The latest Final Fantasy game has sold more than 1.8 million copies in the four days since it’s 12/17 release, but Yoichi Wada hopes to break 2 million (more than half of all Japanese PS3 owners) by 2010.

Square Enix’s roleplaying spectacle-spinner Final Fantasy XIII sold over 1.5 million units in its first four days on store shelves, reports Japanese tracker Enterbrain. Not bad at all, considering the game’s only available for the PlayStation 3 in Japan (the English-language version for both PS3 and Xbox 360 doesn’t ship until next March). Square Enix president Yoichi Wada revealed the company has already shipped 1.8 million copies, and expressed hope sales would reach the 2 million mark shortly.

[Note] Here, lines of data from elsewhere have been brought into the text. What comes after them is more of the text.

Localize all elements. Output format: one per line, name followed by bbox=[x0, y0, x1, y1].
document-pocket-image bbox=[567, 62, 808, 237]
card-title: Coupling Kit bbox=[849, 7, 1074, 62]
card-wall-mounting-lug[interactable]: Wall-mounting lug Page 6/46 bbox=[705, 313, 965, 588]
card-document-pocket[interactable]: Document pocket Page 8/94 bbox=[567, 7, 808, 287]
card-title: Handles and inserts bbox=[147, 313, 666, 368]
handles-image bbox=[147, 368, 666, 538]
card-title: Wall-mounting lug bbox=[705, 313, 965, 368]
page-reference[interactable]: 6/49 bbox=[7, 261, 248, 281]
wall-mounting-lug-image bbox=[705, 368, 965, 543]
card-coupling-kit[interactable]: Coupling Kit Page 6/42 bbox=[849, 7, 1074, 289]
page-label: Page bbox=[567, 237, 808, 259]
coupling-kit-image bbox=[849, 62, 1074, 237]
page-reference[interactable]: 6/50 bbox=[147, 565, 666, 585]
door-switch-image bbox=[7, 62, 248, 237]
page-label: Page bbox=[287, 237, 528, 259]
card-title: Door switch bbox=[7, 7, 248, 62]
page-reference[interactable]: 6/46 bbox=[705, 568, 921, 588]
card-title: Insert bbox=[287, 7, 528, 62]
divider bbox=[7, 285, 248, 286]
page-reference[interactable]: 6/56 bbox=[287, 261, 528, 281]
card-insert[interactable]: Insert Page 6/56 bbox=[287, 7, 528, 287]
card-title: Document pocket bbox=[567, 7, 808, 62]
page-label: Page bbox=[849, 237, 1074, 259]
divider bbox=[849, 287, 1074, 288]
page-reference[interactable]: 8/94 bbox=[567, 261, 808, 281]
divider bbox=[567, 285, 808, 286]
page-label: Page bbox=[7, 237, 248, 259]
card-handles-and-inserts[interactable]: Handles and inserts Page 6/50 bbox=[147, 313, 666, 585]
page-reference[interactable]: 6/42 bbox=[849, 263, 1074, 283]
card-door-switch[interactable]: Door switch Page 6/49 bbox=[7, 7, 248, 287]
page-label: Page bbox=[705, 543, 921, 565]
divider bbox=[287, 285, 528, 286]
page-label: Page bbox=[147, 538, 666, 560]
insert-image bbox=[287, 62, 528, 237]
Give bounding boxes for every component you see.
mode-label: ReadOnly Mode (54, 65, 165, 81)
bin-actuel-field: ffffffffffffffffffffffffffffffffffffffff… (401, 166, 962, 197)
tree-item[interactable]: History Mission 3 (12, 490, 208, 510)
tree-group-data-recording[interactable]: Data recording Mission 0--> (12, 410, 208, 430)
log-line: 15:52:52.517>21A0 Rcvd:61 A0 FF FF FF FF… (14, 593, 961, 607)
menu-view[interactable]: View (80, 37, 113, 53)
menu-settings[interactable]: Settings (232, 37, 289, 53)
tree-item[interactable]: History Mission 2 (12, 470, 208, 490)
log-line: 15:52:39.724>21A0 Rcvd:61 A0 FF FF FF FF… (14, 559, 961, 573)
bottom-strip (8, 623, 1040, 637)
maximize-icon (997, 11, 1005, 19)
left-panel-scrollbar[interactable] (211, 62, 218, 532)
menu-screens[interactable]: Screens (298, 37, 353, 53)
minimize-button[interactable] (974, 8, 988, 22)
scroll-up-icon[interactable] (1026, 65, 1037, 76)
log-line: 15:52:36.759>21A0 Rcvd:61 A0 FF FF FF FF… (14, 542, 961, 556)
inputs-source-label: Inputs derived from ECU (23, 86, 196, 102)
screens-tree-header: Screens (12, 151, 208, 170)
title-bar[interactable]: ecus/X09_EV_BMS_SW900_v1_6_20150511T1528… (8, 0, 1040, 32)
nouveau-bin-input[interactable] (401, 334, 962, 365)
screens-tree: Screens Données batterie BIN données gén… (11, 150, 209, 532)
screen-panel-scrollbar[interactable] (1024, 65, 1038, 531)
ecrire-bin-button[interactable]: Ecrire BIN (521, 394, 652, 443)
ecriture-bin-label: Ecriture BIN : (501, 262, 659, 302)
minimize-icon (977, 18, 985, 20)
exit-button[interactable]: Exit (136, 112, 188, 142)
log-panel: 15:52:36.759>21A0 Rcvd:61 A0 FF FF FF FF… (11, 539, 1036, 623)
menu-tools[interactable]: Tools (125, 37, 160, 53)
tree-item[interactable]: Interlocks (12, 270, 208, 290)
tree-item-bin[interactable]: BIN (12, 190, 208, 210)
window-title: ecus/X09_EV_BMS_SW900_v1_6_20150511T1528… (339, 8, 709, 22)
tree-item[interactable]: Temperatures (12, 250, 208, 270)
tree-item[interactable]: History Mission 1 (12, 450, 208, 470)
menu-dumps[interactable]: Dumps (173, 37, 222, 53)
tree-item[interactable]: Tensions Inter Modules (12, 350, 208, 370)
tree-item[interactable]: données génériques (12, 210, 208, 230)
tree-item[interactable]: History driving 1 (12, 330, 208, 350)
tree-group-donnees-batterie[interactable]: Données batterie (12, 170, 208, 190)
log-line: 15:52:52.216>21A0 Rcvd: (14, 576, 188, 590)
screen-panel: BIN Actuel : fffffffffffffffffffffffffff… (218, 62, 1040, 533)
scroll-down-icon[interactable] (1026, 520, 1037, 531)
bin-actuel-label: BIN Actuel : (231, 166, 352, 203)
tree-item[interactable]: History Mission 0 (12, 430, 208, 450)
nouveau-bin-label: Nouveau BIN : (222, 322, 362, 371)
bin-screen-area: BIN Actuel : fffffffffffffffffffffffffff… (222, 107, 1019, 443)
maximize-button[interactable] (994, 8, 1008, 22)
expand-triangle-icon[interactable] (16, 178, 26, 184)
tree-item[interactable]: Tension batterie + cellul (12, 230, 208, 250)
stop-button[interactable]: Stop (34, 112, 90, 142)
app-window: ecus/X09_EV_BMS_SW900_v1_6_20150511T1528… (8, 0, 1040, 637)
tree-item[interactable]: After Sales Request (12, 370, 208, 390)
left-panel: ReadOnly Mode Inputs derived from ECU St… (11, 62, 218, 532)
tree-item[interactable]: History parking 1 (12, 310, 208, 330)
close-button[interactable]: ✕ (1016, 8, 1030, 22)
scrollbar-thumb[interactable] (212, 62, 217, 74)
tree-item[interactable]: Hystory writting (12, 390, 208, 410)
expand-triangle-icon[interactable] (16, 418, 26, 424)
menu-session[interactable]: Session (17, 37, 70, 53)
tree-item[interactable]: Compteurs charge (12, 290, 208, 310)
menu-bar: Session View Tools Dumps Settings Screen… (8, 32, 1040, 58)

Some perspective: Sony’s Japanese PS3 install base stands at around 4 million units. Plug the 1.5 million figure in and you get 38 percent of that base holding a copy of Final Fantasy XIII. What’s more, if Wada’s forecast is accurate, we’ll see that number soar to roughly half of all Japanese PS3 owners in the coming weeks.

According to Enterbrain, the next bestselling PS3 game in Japan is Konami’s action-sneaker Metal Gear Solid 4, with just under 700,000 copies sold to date. Final Fantasy XIII just doubled that in its first four days on sale. By comparison, Metal Gear Solid 4 moved some 476,000 copies during its preliminary four-day sales window.

Major franchises always drive hardware sales. PS3 sales surged nearly 70,000 units, for instance, during Metal Gear Solid 4’s introductory sales week in Japan. No surprise then that PS3 sales are up dramatically around Final Fantasy XIII’s release, topping nearly 250,000 according to Enterbrain, or roughly 100,000 more than the system’s prior high point when Sony release its slim-line PS3 in September.

Final Fantasy as a franchise can claim some 92 million units sold worldwide. The last in series, Final Fantasy XII for the PlayStation 2, sold over 2 million copies in Japan.